What COVID-19 can Tell Us About Educating The Next
Generation of Health Science Professionals

February 14, 2021

The COVID-19 pandemic and recent changes in the public health space are revealing crucial areas where we have to re-examine the way we educate health-care providers and make available pathological research.

Advances in medical technology, reduced testing costs, and growing public awareness of health issues have all increased demand for medical services in both clinical and direct-to-customer spaces. American health organizations are also working hard to staff up in anticipation of ballooning COVID-19 cases, creating even higher demand for well-trained health care staff.

All of this means we need to be as effective and efficient as possible in educating the newest generation of healthcare workers preparing to join the front lines in the battle against serious health concerns such as the current global pandemic.
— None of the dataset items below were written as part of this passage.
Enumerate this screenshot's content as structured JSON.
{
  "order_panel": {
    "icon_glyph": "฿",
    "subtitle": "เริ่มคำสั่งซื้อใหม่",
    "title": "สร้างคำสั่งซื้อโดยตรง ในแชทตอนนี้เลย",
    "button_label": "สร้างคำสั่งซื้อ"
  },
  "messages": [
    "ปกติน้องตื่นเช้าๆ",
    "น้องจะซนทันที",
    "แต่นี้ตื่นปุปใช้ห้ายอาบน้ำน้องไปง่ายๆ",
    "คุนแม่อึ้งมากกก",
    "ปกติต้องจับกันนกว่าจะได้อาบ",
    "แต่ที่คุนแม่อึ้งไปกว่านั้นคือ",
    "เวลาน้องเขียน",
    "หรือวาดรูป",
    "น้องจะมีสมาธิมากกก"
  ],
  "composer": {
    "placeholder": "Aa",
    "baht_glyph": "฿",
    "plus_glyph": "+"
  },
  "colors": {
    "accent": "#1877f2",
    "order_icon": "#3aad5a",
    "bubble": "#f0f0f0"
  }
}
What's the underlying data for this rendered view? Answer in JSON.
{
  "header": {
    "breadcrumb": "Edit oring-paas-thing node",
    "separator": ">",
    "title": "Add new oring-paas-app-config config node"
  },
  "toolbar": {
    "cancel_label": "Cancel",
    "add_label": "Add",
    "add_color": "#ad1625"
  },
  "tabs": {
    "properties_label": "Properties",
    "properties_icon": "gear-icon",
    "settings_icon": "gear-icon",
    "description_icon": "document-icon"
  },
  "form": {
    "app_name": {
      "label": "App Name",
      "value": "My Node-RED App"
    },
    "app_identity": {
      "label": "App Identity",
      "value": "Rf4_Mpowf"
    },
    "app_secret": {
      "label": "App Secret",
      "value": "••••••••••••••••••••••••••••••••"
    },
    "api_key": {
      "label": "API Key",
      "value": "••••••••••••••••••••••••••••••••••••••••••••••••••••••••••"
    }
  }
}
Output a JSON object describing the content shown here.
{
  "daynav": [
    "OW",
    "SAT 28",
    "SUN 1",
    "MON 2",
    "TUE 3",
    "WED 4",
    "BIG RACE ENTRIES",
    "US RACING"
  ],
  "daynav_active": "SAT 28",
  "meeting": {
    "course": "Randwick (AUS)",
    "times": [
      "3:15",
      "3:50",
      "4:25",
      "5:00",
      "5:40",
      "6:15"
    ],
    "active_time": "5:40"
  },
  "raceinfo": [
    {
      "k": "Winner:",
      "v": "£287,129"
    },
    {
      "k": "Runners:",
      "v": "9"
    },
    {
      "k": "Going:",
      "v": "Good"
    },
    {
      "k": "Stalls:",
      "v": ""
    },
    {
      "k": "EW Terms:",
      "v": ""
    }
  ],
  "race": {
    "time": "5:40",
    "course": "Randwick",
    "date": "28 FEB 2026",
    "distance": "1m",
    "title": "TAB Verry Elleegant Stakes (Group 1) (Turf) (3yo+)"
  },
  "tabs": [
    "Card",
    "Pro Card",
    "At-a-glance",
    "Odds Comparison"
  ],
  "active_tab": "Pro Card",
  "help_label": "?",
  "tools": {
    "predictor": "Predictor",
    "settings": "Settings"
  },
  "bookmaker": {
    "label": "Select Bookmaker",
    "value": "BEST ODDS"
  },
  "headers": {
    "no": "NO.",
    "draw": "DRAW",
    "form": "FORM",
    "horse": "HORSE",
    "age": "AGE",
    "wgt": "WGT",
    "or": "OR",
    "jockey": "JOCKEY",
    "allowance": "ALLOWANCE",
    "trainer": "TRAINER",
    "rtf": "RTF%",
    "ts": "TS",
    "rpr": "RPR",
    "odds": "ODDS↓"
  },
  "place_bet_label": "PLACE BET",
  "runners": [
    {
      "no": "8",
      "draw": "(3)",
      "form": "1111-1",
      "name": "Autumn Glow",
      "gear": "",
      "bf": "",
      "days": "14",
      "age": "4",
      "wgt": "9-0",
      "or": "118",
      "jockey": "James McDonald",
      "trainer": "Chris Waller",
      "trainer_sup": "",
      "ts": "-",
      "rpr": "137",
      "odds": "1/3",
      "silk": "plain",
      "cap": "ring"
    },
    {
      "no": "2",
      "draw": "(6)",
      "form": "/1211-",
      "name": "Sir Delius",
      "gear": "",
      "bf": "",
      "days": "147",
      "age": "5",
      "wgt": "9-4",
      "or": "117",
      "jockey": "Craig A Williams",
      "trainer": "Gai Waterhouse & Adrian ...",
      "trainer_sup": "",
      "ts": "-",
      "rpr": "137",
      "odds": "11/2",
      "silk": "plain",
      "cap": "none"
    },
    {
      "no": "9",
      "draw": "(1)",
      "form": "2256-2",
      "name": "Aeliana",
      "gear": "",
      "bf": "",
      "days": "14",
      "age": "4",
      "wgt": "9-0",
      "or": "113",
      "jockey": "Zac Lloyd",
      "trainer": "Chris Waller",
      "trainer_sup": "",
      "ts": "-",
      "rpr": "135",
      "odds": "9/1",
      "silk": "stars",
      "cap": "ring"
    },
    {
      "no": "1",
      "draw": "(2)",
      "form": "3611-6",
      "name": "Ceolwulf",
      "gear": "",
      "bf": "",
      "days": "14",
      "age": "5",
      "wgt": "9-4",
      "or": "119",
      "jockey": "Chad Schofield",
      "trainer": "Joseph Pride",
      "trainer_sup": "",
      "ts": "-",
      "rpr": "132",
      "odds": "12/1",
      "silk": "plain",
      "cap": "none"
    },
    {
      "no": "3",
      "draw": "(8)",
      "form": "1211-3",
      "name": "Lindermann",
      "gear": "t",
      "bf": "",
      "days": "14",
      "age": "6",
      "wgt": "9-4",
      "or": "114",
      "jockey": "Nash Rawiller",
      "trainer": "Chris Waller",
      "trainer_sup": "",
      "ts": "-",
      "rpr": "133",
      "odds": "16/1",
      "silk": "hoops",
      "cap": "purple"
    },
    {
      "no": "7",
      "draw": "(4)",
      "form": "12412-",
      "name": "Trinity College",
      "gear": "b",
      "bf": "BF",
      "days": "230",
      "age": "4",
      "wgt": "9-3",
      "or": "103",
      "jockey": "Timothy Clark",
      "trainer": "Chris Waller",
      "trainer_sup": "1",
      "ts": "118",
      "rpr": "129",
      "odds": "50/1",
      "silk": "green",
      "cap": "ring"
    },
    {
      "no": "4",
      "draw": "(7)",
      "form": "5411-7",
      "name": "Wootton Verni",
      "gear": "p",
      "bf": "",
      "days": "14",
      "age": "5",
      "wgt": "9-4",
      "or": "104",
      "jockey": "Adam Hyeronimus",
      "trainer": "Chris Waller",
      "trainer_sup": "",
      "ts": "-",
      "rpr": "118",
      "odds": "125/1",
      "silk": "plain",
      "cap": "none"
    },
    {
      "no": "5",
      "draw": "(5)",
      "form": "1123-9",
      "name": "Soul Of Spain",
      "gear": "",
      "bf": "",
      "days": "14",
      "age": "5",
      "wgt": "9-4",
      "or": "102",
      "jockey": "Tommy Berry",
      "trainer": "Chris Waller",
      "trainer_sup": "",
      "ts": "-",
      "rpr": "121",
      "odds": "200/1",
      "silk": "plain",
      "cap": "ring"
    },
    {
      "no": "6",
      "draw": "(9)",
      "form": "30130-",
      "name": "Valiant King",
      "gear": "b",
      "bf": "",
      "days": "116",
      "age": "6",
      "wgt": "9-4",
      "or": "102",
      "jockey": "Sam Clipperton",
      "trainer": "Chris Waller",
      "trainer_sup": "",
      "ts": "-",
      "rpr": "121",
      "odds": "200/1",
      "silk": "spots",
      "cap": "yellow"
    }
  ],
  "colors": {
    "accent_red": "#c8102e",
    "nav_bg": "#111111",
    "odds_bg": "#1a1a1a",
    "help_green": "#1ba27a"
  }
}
Across the world, education is changing. Almost one billion children are out of school due to closures. In response to the global pandemic, college students are taking their classes online, and millions are using the internet to work from their homes.

In the near future, we’ll see more education moving online, including education for crucial fields such as healthcare. However, COVID-19 also prompts important questions for healthcare education more broadly:

  • How will COVID-19 impact the future of health science education?
  • Does COVID-19 suggest we should focus more on epidemiology education?
  • Will we see more attention placed on public health education within healthcare?
  • How will COVID-19 affect colleges and universities?

Let’s begin with what the future of health science education will look like.

COVID-19 and Health Science Education: How Will the Coronavirus Impact the Future?

The discovery and spread of the novel coronavirus that causes COVID-19 has rapidly changed our world since January 2020. Entire countries have ground to a halt as people stay at home to prevent the spread of the virus. Entire industries, including education, have pivoted. As a result, the way we teach and learn has changed.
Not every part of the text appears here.